11 Aug 2023 Isabelle Dumé
Close-up photo of a person's eye with tears in it
(Courtesy: iStock/leonovo)

Researchers at the University of the Basque Country (UPV/EHU), Spain, have shed fresh light on the viscoelastic behaviour of human tears, demonstrating that real tears are much more complex than the artificial tears and eye drops used to replace them. The work could help clinicians better understand conditions such as dry eye syndrome and may aid the development of customized treatments.

In the study, the researchers monitored the Brownian motion of micron-sized particles in healthy human tears. To track this movement, they examined how light reflects off the particles, a technique known as dynamic light scattering. From these data, they obtained information on the liquid’s viscosity (the rate at which it flows) as well as its elasticity and stability. They also studied the behaviour of the liquid under stresses such as those caused by blinking the eye.

The team found that the viscoelastic properties of the human tears depend on the concentration and size of molecules of hyaluronic acid within them.
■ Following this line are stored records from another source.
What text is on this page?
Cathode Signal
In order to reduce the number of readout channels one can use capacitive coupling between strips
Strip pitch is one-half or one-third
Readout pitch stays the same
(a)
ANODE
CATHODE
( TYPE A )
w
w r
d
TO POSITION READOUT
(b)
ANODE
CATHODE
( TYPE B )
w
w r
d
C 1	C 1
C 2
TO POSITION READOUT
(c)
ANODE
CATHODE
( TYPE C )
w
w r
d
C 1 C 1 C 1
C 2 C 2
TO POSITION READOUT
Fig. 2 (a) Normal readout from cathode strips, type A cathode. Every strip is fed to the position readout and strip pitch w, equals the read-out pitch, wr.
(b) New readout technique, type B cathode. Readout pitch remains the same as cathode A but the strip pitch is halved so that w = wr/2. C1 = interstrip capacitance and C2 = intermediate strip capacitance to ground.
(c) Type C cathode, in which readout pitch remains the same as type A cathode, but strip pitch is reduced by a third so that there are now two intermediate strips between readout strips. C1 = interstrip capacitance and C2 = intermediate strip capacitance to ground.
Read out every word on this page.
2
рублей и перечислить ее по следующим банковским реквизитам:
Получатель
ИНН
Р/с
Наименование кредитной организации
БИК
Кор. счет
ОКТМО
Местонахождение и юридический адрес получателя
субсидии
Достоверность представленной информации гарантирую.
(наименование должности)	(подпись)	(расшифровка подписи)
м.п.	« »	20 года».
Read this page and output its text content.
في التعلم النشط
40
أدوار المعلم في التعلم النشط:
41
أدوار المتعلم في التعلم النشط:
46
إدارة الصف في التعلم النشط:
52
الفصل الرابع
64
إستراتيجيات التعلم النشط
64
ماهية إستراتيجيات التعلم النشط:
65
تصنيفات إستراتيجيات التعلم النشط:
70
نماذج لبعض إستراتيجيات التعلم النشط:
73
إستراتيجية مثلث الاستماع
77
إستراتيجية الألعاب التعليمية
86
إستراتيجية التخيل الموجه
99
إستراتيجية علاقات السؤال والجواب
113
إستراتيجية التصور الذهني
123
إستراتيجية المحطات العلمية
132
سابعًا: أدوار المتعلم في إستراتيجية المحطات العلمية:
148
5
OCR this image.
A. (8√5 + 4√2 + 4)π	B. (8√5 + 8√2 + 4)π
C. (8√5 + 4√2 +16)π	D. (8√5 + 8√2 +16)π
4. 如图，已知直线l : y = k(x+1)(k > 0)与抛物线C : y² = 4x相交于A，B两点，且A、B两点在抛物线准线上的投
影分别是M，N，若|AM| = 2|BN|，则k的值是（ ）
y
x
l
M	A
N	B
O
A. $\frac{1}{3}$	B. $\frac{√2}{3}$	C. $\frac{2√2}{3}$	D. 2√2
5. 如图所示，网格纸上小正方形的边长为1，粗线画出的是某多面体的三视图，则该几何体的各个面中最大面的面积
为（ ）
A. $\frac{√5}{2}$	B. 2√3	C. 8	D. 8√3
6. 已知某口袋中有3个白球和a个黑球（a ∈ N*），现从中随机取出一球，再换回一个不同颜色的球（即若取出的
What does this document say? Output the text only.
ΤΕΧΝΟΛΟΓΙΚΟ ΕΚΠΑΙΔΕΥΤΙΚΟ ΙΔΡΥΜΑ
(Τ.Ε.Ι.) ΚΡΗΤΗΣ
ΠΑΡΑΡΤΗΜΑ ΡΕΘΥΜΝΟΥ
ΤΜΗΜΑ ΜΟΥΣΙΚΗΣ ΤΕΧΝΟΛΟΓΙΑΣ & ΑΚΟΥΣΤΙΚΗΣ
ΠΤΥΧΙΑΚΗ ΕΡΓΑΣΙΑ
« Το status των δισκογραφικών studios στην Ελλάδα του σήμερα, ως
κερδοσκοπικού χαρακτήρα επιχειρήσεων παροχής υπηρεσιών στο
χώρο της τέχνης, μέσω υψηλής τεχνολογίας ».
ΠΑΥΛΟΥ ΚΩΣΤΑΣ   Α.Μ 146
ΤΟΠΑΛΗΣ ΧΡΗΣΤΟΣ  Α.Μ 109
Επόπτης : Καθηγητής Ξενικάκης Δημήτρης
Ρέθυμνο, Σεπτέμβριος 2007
The viscosity of human tears is 50% higher than that of pure water, and comparable to that of artificial tears containing 0.1% hyaluronic acid.

Applicable to other biofluids

The researchers have been working on this project at the Institute of Structure of Matter (IEM-CSIC) in Madrid for the last two years, and first employed dynamic light scattering in a previous study involving polystyrene particles in aqueous solutions. “The inspiration for the current project emerged during a presentation on the technique at the POLYMAT centre in San Sebastian,” explains Juan F Vega, the lead author of the present study and a member of the experimental ophthalmo-biology group at UPV/EHU. “It was during this event that I had the opportunity to connect with researchers in ophthalmology who expressed a keen interest in studying the properties of artificial and human tears. Together with my collegue Arantxa Acera, we therefore decided to initiate a collaborative effort.”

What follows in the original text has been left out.